Le président ukrainien, Volodymyr Zelensky, a de nouveau demandé de l’aide aux partenaires de l’OTAN, en matinée. Plus précisément des systèmes de défense antiaérienne, des armes modernes qui ne datent pas de l’ère soviétique et un soutien financier, l’Ukraine dépensant cinq milliards de dollars par mois pour se défendre.

L’avertissement était le même que celui lancé par d’autres : « Si la Russie nous détruit, elle vous détruira », a-t-il insisté.

La Russie, elle, a dénoncé « l’agressivité » de l’OTAN à son endroit. « Le sommet de Madrid consolide le cap d’un endiguement agressif de la Russie par le bloc “atlantique” », a raillé le vice-ministre des Affaires étrangères, Sergueï Riabkov, selon BFMTV.

L’OTAN a cependant résolument choisi son camp.
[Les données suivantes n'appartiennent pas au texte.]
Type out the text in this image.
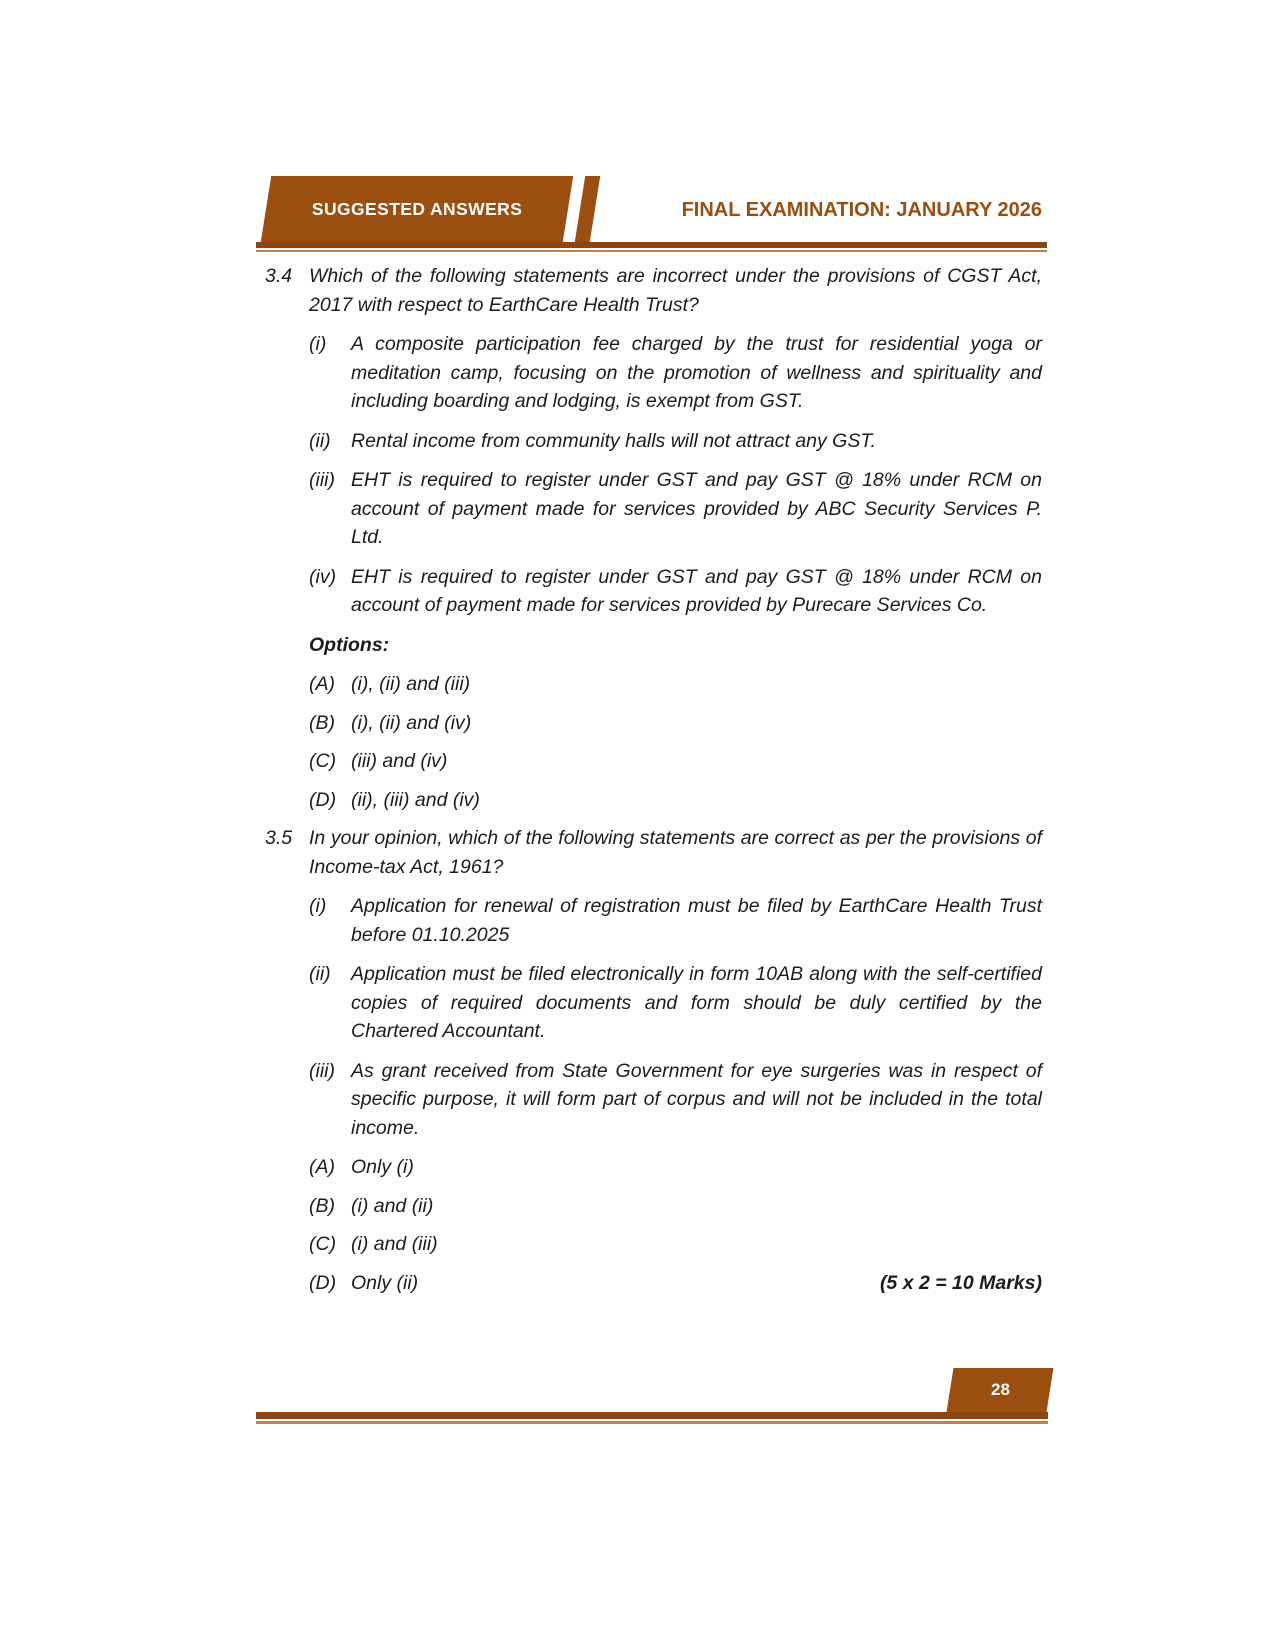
SUGGESTED ANSWERS	FINAL EXAMINATION: JANUARY 2026
3.4 Which of the following statements are incorrect under the provisions of CGST Act, 2017 with respect to EarthCare Health Trust?

(i)	A composite participation fee charged by the trust for residential yoga or meditation camp, focusing on the promotion of wellness and spirituality and including boarding and lodging, is exempt from GST.

(ii)	Rental income from community halls will not attract any GST.

(iii) EHT is required to register under GST and pay GST @ 18% under RCM on account of payment made for services provided by ABC Security Services P. Ltd.

(iv) EHT is required to register under GST and pay GST @ 18% under RCM on account of payment made for services provided by Purecare Services Co.

Options:
(A) (i), (ii) and (iii)

(B) (i), (ii) and (iv)

(C) (iii) and (iv)

(D) (ii), (iii) and (iv)

3.5 In your opinion, which of the following statements are correct as per the provisions of Income-tax Act, 1961?

(i)	Application for renewal of registration must be filed by EarthCare Health Trust before 01.10.2025

(ii)	Application must be filed electronically in form 10AB along with the self-certified copies of required documents and form should be duly certified by the Chartered Accountant.

(iii) As grant received from State Government for eye surgeries was in respect of specific purpose, it will form part of corpus and will not be included in the total income.

(A) Only (i)

(B) (i) and (ii)

(C) (i) and (iii)

(D) Only (ii)	(5 x 2 = 10 Marks)

28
Le pays hôte avait même invité l’orchestre de Kiev pour accueillir les dirigeants de l’Alliance avant leur souper de groupe en soirée.

Encore la cible de 2 % du PIB

Dans cet esprit de riposte historique à la Russie, les pays membres ont par ailleurs réitéré leur engagement à dépenser 2 % de leur PIB en matière de défense. Le dernier rapport du secrétaire général Stoltenberg indiquait lundi que le Canada dépenserait cette année 1,27 % du sien, en baisse par rapport au 1,36 % du PIB évalué pour 2021.

« Si nous réduisons nos dépenses militaires lorsque les tensions s’apaisent, nous devons être en mesure de les augmenter lorsque les tensions sont à la hausse et que nous vivons dans un monde plus dangereux », a commenté M. Stoltenberg.

Le gouvernement canadien fait valoir qu’il a augmenté ses budgets de la Défense au cours des dernières années et qu’il contribue généreusement aux efforts de l’OTAN en Europe de l’Est.

L’annonce d’un prolongement du commandement canadien en Lettonie envoie effectivement un « message fort de soutien continu à l’OTAN », qui permettra de compenser la hauteur « peu reluisante » de ses dépenses militaires, a réagi Robert Baines, président de l’Association canadienne pour l’OTAN.

Le président de l’Institut canadien des affaires mondiales, David Perry, trouve logique que le Canada concentre ses efforts en Lettonie, où il est déjà engagé. Le Canada tentera maintenant de convaincre ses alliés de bonifier eux aussi leur présence dans la région, et il pourrait se procurer une capacité limitée de défense aérienne, selon ce qu’a semblé, d’après lui, suggérer la ministre Anand.

Ce reportage a été financé grâce au soutien du Fonds de journalisme international Transat-Le Devoir.